Practically all of the professionals interviewed considered it to be important to systematize the care interventions, according to the ATLS proposal which permits an integral approach according to the priorities established, supports the evaluation of the patient without removing the professional's autonomy. The literature recognizes the mnemonic ABCDE approach as a directive for attention to trauma, and is grounded in evidence-based medicine.9,10 It should be added that the approach recommended by ATLS in attending the trauma patient makes possible an approach which is common to health professionals, in which all, irrespective of their professional training, undertake the same activities and organize themselves around the patient and the situation itself. The managerial actions involve the organization of the work and the elaboration of intervention strategies which aim to address the patients' needs in the daily routine of the emergency services.3,4,11,12 Hence, the results also point at the importance of the role of the nurse in articulating health professionals and in mobilizing resources for attention to the patient, this constituting a large part of their work in the ambit of management in the trauma room.
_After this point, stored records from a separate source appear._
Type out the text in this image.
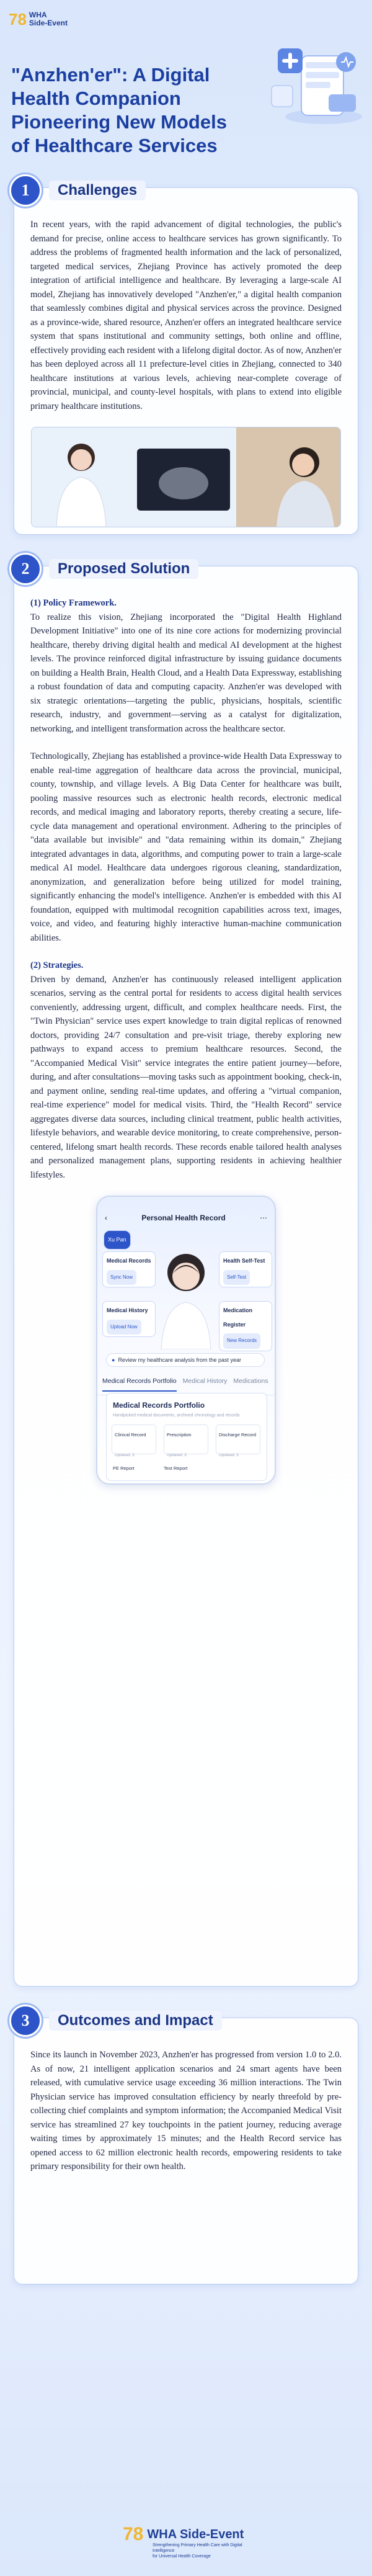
78 WHA
Side-Event
"Anzhen'er": A Digital
Health Companion
Pioneering New Models
of Healthcare Services
1	Challenges

In recent years, with the rapid advancement of digital technologies, the public's demand for precise, online access to healthcare services has grown significantly. To address the problems of fragmented health information and the lack of personalized, targeted medical services, Zhejiang Province has actively promoted the deep integration of artificial intelligence and healthcare. By leveraging a large-scale AI model, Zhejiang has innovatively developed "Anzhen'er," a digital health companion that seamlessly combines digital and physical services across the province. Designed as a province-wide, shared resource, Anzhen'er offers an integrated healthcare service system that spans institutional and community settings, both online and offline, effectively providing each resident with a lifelong digital doctor. As of now, Anzhen'er has been deployed across all 11 prefecture-level cities in Zhejiang, connected to 340 healthcare institutions at various levels, achieving near-complete coverage of provincial, municipal, and county-level hospitals, with plans to extend into eligible primary healthcare institutions.

2	Proposed Solution
(1) Policy Framework.

To realize this vision, Zhejiang incorporated the "Digital Health Highland Development Initiative" into one of its nine core actions for modernizing provincial healthcare, thereby driving digital health and medical AI development at the highest levels. The province reinforced digital infrastructure by issuing guidance documents on building a Health Brain, Health Cloud, and a Health Data Expressway, establishing a robust foundation of data and computing capacity. Anzhen'er was developed with six strategic orientations—targeting the public, physicians, hospitals, scientific research, industry, and government—serving as a catalyst for digitalization, networking, and intelligent transformation across the healthcare sector.

Technologically, Zhejiang has established a province-wide Health Data Expressway to enable real-time aggregation of healthcare data across the provincial, municipal, county, township, and village levels. A Big Data Center for healthcare was built, pooling massive resources such as electronic health records, electronic medical records, and medical imaging and laboratory reports, thereby creating a secure, life-cycle data management and operational environment. Adhering to the principles of "data available but invisible" and "data remaining within its domain," Zhejiang integrated advantages in data, algorithms, and computing power to train a large-scale medical AI model. Healthcare data undergoes rigorous cleaning, standardization, anonymization, and generalization before being utilized for model training, significantly enhancing the model's intelligence. Anzhen'er is embedded with this AI foundation, equipped with multimodal recognition capabilities across text, images, voice, and video, and featuring highly interactive human-machine communication abilities.

(2) Strategies.

Driven by demand, Anzhen'er has continuously released intelligent application scenarios, serving as the central portal for residents to access digital health services conveniently, addressing urgent, difficult, and complex healthcare needs. First, the "Twin Physician" service uses expert knowledge to train digital replicas of renowned doctors, providing 24/7 consultation and pre-visit triage, thereby exploring new pathways to expand access to premium healthcare resources. Second, the "Accompanied Medical Visit" service integrates the entire patient journey—before, during, and after consultations—moving tasks such as appointment booking, check-in, and payment online, sending real-time updates, and offering a "virtual companion, real-time experience" model for medical visits. Third, the "Health Record" service aggregates diverse data sources, including clinical treatment, public health activities, lifestyle behaviors, and wearable device monitoring, to create comprehensive, person-centered, lifelong smart health records. These records enable tailored health analyses and personalized management plans, supporting residents in achieving healthier lifestyles.

‹	Personal Health Record	⋯
Xu Pan
Medical Records
Sync Now
Health Self-Test
Self-Test
Medical History
Upload Now
Medication Register
New Records
● Review my healthcare analysis from the past year
Medical Records Portfolio Medical History Medications
Medical Records Portfolio
Handpicked medical documents, archived chronology and records
Clinical Record
Updated: 3
Prescription
Updated: 3
Discharge Record
Updated: 3
PE Report	Test Report
3	Outcomes and Impact

Since its launch in November 2023, Anzhen'er has progressed from version 1.0 to 2.0. As of now, 21 intelligent application scenarios and 24 smart agents have been released, with cumulative service usage exceeding 36 million interactions. The Twin Physician service has improved consultation efficiency by nearly threefold by pre-collecting chief complaints and symptom information; the Accompanied Medical Visit service has streamlined 27 key touchpoints in the patient journey, reducing average waiting times by approximately 15 minutes; and the Health Record service has opened access to 62 million electronic health records, empowering residents to take primary responsibility for their own health.

78 WHA Side-Event
Strengthening Primary Health Care with Digital Intelligence
for Universal Health Coverage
The results permitted the managing of nursing care to be understood as the interface between an assistential dimension and a dimension of organizing human/material resources. In addition to this, it involves action articulating the nursing team and the health team. This is a context of nursing practice marked by facilitative and hindering factors which are inherent to the hospital scenario contextualized in the health system. Thus, the assistential and managerial activities occur in an articulated way, as a practice of the management of care. For some authors, the management of care consists of a wide process, which takes in care actions, administrative actions (whether bureaucratic or not) and educational and research actions, all converging for the benefit of the patient.2-6,11

In summary, management centered on and for the patient results in the convergence of caring/managing. It is not possible to consider the management of care in an idealized and theoretical form; it is something in a continuous process of construction and re-construction, the focus of hospital nursing work. The observation of the care, linked to the nurses' accounts, evidences aspects about the 'doings', which explain the assistential and managerial actions of nursing carried out by the nurse in the ambit of the emergency trauma unit. The practice of the nurse in the trauma room is distanced from the conception of bureaucratic management, and is close to the perspective of management of care which articulates the work's assistential and managerial dimensions, indissociable dimensions of the nurse's work, with peculiarities which have integral care to the patient as the focus of the actions.

As a limitation of the study, the authors note that it does not cover the monitoring of the patients throughout the whole of their stay in the trauma room, which as a characteristic of the service is above that recommended in the literature. The limitations are related to the need for a wider delimitation of the object; in this sense they instigate further research. The authors present an updated focus on the issue of the professional practice of the nurse in hospital services attending traumatic injuries, without, however, exhausting the possible approaches focusing on the issue. The authors believe that there is still much to explore, considering the contemporaneity of the traumatic injuries and of the dimension of management of care in the work of the nurse.